The incident haunted Kennedy—the sound of the PulseOx alarm filled him with dread during the family's remaining weeks in the NICU. He says the sound of hospital alarms makes him anxious and upset to this day, even though Alex is a healthy six year old now, and going to Kindergarten.
What could medicine learn from aviation?
Alarm fatigue has become a top priority for hospitals, and researchers everywhere are looking for ways to reduce the noise.
Among them is engineer Keith Karn, who used to work in aviation, but he's now human factors specialist doing product design for a company called BresslerGroup. He's attacking this problem with a seemingly basic question: Why can't an ICU be more like a cockpit?
He says pilots would never put up with all of the beeping. "In an aircraft cockpit, you wouldn't tolerate it at all to have false alarms, you'd ground the airplane and take it in for maintenance and say, 'What's the matter with this thing?'" he said.
Karn says one important lesson medicine could learn from aviation is to streamline informatio, and to offer it at the right time. "For example, in the case of combat, in the heat of the battle, the pilot doesn't need to be reminded that his landing gear is retracted, but when he comes back he wants to know and check that his landing gear is down."
Karn is working on a small pilot study with several Canadian hospitals.
Finding fixes and tweaks
CHOP Pediatrician Chris Bonafide says one simple step to reduce false alarms is to put only patients on monitors who truly need to be monitored—those who are critically ill.
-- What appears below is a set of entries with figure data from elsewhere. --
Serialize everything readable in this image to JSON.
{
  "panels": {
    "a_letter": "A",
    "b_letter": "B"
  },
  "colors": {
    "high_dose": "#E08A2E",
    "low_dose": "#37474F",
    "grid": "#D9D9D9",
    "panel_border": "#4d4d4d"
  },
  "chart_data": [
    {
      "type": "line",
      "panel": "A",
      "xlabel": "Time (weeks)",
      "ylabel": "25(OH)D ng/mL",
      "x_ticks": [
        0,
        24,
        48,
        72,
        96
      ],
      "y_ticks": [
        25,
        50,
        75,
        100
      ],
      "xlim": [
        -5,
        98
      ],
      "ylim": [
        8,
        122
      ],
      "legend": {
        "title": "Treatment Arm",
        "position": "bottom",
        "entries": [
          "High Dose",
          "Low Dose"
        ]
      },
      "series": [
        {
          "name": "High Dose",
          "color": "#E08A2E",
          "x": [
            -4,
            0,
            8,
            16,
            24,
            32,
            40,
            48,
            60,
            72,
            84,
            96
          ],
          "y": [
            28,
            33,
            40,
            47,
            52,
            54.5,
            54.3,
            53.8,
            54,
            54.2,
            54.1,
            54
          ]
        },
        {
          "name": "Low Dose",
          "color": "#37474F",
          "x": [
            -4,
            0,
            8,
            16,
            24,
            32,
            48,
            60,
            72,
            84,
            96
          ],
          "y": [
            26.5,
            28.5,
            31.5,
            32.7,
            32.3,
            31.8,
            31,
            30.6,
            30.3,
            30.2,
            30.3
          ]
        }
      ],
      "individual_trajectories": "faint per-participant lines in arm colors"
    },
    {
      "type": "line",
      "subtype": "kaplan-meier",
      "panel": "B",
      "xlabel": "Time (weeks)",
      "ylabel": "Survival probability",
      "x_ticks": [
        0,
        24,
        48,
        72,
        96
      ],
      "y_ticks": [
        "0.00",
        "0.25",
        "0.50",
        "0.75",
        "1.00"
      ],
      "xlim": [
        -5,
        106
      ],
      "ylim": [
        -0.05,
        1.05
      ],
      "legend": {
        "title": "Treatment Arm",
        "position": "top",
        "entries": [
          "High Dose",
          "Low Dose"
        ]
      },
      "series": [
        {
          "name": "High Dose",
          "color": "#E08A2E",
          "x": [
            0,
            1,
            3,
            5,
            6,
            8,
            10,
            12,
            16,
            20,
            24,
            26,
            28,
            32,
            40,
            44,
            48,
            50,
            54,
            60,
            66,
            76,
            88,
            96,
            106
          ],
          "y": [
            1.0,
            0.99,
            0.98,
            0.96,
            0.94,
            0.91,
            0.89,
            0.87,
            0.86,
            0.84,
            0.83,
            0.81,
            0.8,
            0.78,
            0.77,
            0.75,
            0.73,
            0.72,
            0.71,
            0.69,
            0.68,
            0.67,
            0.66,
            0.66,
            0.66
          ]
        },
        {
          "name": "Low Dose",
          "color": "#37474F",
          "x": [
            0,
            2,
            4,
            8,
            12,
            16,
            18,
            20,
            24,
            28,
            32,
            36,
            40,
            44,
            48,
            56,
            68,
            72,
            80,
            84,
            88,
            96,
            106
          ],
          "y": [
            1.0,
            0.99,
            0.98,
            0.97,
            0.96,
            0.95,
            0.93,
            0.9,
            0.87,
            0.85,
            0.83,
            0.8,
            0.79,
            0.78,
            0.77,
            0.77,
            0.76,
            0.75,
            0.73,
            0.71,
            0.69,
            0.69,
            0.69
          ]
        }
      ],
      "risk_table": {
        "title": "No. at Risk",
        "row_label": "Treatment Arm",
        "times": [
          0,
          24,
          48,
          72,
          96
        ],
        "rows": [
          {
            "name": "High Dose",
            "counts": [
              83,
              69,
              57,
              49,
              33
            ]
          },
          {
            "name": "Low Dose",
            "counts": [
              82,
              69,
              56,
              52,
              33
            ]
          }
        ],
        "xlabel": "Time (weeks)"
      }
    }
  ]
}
And, he says monitors need to become smarter and only go off if certain conditions persists.
"We have the capability in some devices, to say, 'Don't fire an alarm until that condition has existed for more than X number of seconds.'"
Bonafide says other steps are to switch out the sticky sensors that hold monitors in place every 24 hours, and to track which patients on a unit are setting off the most alarms and investigate why this is happening.
He is now doing a five year study that includes more video observations. He says he hopes that within the next ten years or so, alarms will finally become the useful tool they were intended to be, alerting care providers only to true problems.